Marley Shelton stars in the new drama series "The Lottery,"...

Marley Shelton stars in the new drama series "The Lottery," premiering Sunday, July 20, at 10 p.m. EST on Lifetime. Credit: Lifetime / James Dittiger

THE SHOW "The Lottery"

WHEN | WHERE Premieres Sunday at 10 p.m. on Lifetime

WHAT IT'S ABOUT Any minute now, the world's women stop having babies. Reasons unknown. By 10 years in, it's a full-blown crisis. An all-encompassing U.S. Fertility Commission winks at "bar beds" for conception attempts, compels mandatory fertility testing, and keeps a scary-close eye on those precious "last six" kids birthed in 2019.

If this dystopian future echoes the 2006 film "Children of Men," that's because Timothy J. Sexton wrote them both. But "The Lottery" is a TV series, affording more space to explore the crisis' human impact and its political gameplay.

Lifetime knows how to deliver the former.

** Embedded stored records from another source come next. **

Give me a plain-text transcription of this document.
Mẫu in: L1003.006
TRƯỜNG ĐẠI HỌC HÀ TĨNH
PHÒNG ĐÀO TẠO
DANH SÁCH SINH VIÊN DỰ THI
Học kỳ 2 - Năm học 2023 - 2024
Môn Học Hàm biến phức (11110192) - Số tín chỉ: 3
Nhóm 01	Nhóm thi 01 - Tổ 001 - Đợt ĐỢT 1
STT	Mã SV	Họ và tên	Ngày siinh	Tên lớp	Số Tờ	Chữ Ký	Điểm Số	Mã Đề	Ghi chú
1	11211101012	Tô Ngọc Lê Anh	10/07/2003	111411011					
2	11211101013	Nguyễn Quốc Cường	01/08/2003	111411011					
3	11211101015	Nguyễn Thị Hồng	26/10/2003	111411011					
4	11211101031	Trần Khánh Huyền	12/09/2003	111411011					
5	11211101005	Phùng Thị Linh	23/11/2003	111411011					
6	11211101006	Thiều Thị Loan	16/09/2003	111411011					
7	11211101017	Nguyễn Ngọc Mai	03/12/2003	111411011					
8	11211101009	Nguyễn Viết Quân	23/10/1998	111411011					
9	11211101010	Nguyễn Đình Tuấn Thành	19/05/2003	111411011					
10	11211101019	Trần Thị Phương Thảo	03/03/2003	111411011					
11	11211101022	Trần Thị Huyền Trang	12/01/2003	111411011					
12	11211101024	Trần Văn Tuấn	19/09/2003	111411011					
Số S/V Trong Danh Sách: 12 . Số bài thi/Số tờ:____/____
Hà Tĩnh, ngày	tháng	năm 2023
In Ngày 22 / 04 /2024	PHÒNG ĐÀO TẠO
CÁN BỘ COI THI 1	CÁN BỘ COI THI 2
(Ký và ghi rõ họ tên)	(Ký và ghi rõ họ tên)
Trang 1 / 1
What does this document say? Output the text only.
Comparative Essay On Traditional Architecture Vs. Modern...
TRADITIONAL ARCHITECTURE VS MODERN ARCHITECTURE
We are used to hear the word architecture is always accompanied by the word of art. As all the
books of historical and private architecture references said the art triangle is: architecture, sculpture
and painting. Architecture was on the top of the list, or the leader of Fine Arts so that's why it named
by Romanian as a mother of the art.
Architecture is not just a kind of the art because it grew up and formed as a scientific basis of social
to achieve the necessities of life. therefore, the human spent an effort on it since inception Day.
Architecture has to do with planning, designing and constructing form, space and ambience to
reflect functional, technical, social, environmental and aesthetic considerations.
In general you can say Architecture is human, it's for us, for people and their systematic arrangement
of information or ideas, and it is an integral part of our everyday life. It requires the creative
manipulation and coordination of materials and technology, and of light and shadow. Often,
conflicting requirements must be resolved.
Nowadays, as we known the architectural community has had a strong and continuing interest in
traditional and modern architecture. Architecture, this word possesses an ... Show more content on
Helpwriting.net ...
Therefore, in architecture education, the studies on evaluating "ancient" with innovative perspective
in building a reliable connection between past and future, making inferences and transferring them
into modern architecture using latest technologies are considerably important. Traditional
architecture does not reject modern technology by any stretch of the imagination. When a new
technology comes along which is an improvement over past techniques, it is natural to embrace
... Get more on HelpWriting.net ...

What about the latter? Politics fuels the conflict that keeps the drama tense. Government officials play both villain (Martin Donovan's wide-reaching fertility czar) and, seemingly, heroine. It's the president's chief of staff (Athena Karkanis, "Low Winter Sun") who envisions a lottery after a research lab finds a way to create 100 viable embryos: "Let every woman out there feel like she has the chance to hit the jackpot . . . a shot at something great."

That shot seems to elude the research lab chief (Marley Shelton, CBS' "Eleventh Hour"), when she's summarily dismissed by Mr. Fertility Despot, but of course Lifetime women don't play that. The canny doctor connives around his game, even as it proves lethal. A kindred rebel arises in an everyday-dude single father (Michael Graziadei, "The Young and the Restless"), after his one-of-the-last-six son draws disturbing government interest.

MY SAY Protect the kids, and make some more. Is that a Lifetime bull's-eye or what? "The Lottery" adds power trips, market forces, espionage and sheer human desperation on an end-of-world scale. The pilot hour directed by ace show-starter Danny Cannon ("CSI," "Alcatraz," "Gotham") is not your auntie's Lifetime show. Which means it might be yours and your brother's -- a broad attraction for a channel with its own desperate desire to shed that women-in-jeopardy tag.

Just so it doesn't pick up other labels. Like, say, conspiracy yarn. How many dramas get lost in their own mysteries of overarching malevolence? "The Lottery," with otherwise sage setup and promising performances, merits its own shot at something great.

BOTTOM LINE It could just beat the odds.